WELCOME TO ( WEST YORKSHIRE BIRDING )
KEEPING BIRDING LOCAL.

BLOG UPDATED DAILY AROUND 2000 hrs.

FEEL FREE TO SEND ANY COMMENTS, QUERIES OR QUESTIONS DIRECT TO MY E.MAIL AT THE ADDRESS BELOW, OTHERWISE TEXT OR WHATSAPP. 07771 705024.


CLICK ON PHOTOS TO ENLARGE THEM.

ALL IMAGES ARE STRAIGHT FROM THE CAMERA WITH
NO PHOTOSHOP TUNING. TAKEN ON J PEG.

E MAIL ADDRESS :-
Briansumner51@hotmail.com

NOTE !!
No sightings of Roe Deer, Fox, Hare or Badger will be mentioned on this blog throughout the year and links will be removed from other blogs giving the whereabouts of these mammals due to the rising influx of poaching, long dogging and lamping by sick individuals.
BS




Saturday, April 29, 2023

A decent morning on the tops, Fly Flatts

 

                                     Dunlin on the west bank.
                                    as well as Ringed Plover





                                    Several Common Sandpiper
                                    White Greylag bred
                                    3 pr Greylag now with young

                                    Gulls congregating on the west bank


                                Fresh brood of Mallard
                                Cream Crown Marsh Harrier mobbed with Short Eared Owl.

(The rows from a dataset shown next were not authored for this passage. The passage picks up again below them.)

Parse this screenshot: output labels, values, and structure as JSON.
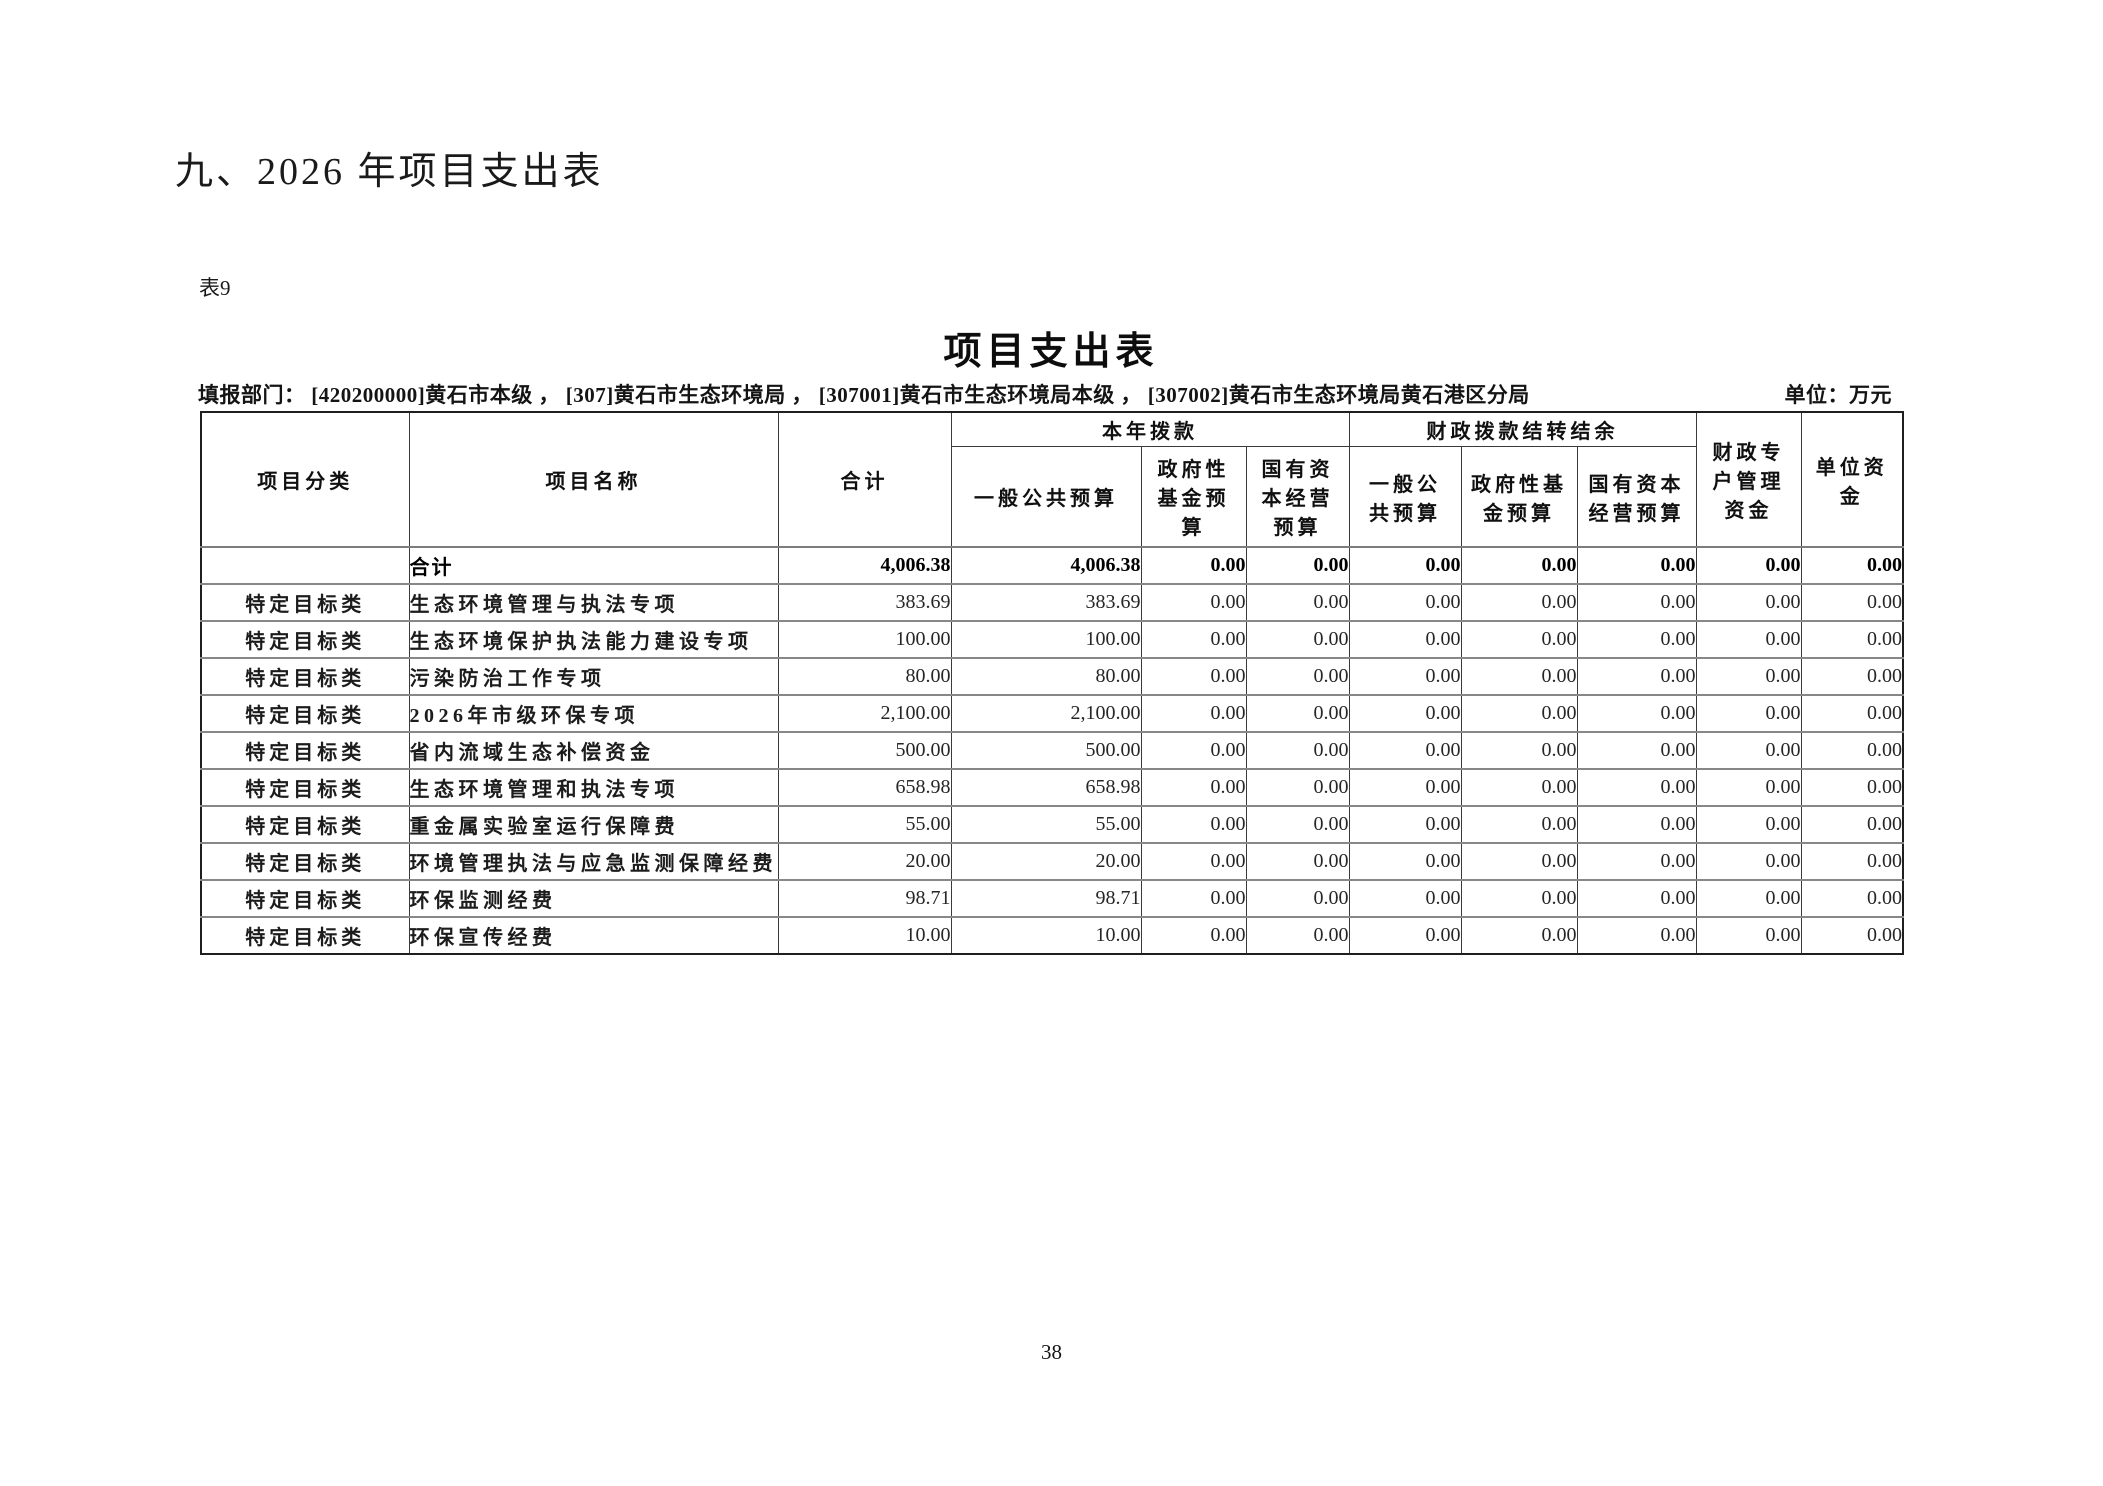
{
  "page": {
    "heading": "九、2026 年项目支出表",
    "table_label": "表9",
    "title": "项目支出表",
    "dept_line": "填报部门： [420200000]黄石市本级 ， [307]黄石市生态环境局 ， [307001]黄石市生态环境局本级 ， [307002]黄石市生态环境局黄石港区分局",
    "unit_label": "单位：万元",
    "page_number": "38"
  },
  "table": {
    "headers": {
      "col_category": "项目分类",
      "col_name": "项目名称",
      "col_total": "合计",
      "group_current_year": "本年拨款",
      "group_carryover": "财政拨款结转结余",
      "cy_general_budget": "一般公共预算",
      "cy_gov_fund": "政府性基金预算",
      "cy_state_capital": "国有资本经营预算",
      "co_general_budget": "一般公共预算",
      "co_gov_fund": "政府性基金预算",
      "co_state_capital": "国有资本经营预算",
      "col_fiscal_account": "财政专户管理资金",
      "col_unit_funds": "单位资金"
    },
    "rows": [
      {
        "is_total": true,
        "category": "",
        "name": "合计",
        "values": [
          "4,006.38",
          "4,006.38",
          "0.00",
          "0.00",
          "0.00",
          "0.00",
          "0.00",
          "0.00",
          "0.00"
        ]
      },
      {
        "is_total": false,
        "category": "特定目标类",
        "name": "生态环境管理与执法专项",
        "values": [
          "383.69",
          "383.69",
          "0.00",
          "0.00",
          "0.00",
          "0.00",
          "0.00",
          "0.00",
          "0.00"
        ]
      },
      {
        "is_total": false,
        "category": "特定目标类",
        "name": "生态环境保护执法能力建设专项",
        "values": [
          "100.00",
          "100.00",
          "0.00",
          "0.00",
          "0.00",
          "0.00",
          "0.00",
          "0.00",
          "0.00"
        ]
      },
      {
        "is_total": false,
        "category": "特定目标类",
        "name": "污染防治工作专项",
        "values": [
          "80.00",
          "80.00",
          "0.00",
          "0.00",
          "0.00",
          "0.00",
          "0.00",
          "0.00",
          "0.00"
        ]
      },
      {
        "is_total": false,
        "category": "特定目标类",
        "name": "2026年市级环保专项",
        "values": [
          "2,100.00",
          "2,100.00",
          "0.00",
          "0.00",
          "0.00",
          "0.00",
          "0.00",
          "0.00",
          "0.00"
        ]
      },
      {
        "is_total": false,
        "category": "特定目标类",
        "name": "省内流域生态补偿资金",
        "values": [
          "500.00",
          "500.00",
          "0.00",
          "0.00",
          "0.00",
          "0.00",
          "0.00",
          "0.00",
          "0.00"
        ]
      },
      {
        "is_total": false,
        "category": "特定目标类",
        "name": "生态环境管理和执法专项",
        "values": [
          "658.98",
          "658.98",
          "0.00",
          "0.00",
          "0.00",
          "0.00",
          "0.00",
          "0.00",
          "0.00"
        ]
      },
      {
        "is_total": false,
        "category": "特定目标类",
        "name": "重金属实验室运行保障费",
        "values": [
          "55.00",
          "55.00",
          "0.00",
          "0.00",
          "0.00",
          "0.00",
          "0.00",
          "0.00",
          "0.00"
        ]
      },
      {
        "is_total": false,
        "category": "特定目标类",
        "name": "环境管理执法与应急监测保障经费",
        "values": [
          "20.00",
          "20.00",
          "0.00",
          "0.00",
          "0.00",
          "0.00",
          "0.00",
          "0.00",
          "0.00"
        ]
      },
      {
        "is_total": false,
        "category": "特定目标类",
        "name": "环保监测经费",
        "values": [
          "98.71",
          "98.71",
          "0.00",
          "0.00",
          "0.00",
          "0.00",
          "0.00",
          "0.00",
          "0.00"
        ]
      },
      {
        "is_total": false,
        "category": "特定目标类",
        "name": "环保宣传经费",
        "values": [
          "10.00",
          "10.00",
          "0.00",
          "0.00",
          "0.00",
          "0.00",
          "0.00",
          "0.00",
          "0.00"
        ]
      }
    ]
  }
}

                                Very distant over western ridge.

Good conditions at Fly Flatts early morn with a light mist soon clearing leaving full cloud on a light NE>2 turning E>2 with odd bursts of sunshine through the cloud.
            A really productive morning with at least 11 Common Sandpipers present as well as a single Dunlin and the usual Ringed Plovers, Redshanks and Oystercatchers whilst a Snipe flushed from the waters edge on the south bank and was later up drumming.
           Greylags have excelled themselves this year with 3 pair now with goslings, 4, 5 and 7 with one of the parent birds being the white Greylag so could end up with more white geese, as long as they survive.
         A female Mallard was escorting 9 very vulnerable ducklings which rarely survive up here with weasels on the ground and gulls and crows in the air. This morning, 8 LBB and 4 Herring gull were present whilst 7 Wheatear were around the south bank and compound.
              The highlight of the morning was undoubtedly as I was scoping the western ridge when I picked up a very dark backed raptor low over the moor which, when it turned to my direction, was a cream crown Marsh Harrier quartering the ridge top but very distant. As I was watching it, a Short Eared Owl came into view mobbing the Harrier along with a Red Kite nearby. After a few minutes all 3 birds dropped over the west side of the ridge not to reappear. A few minutes later a Peregrine flew north above the ridge.
             Each time I get a spring moving Marsh Harrier at either Fly Flatts or Leeshaw its always around the 1st May. The SEO is the first sighting of this species that I,ve had this year.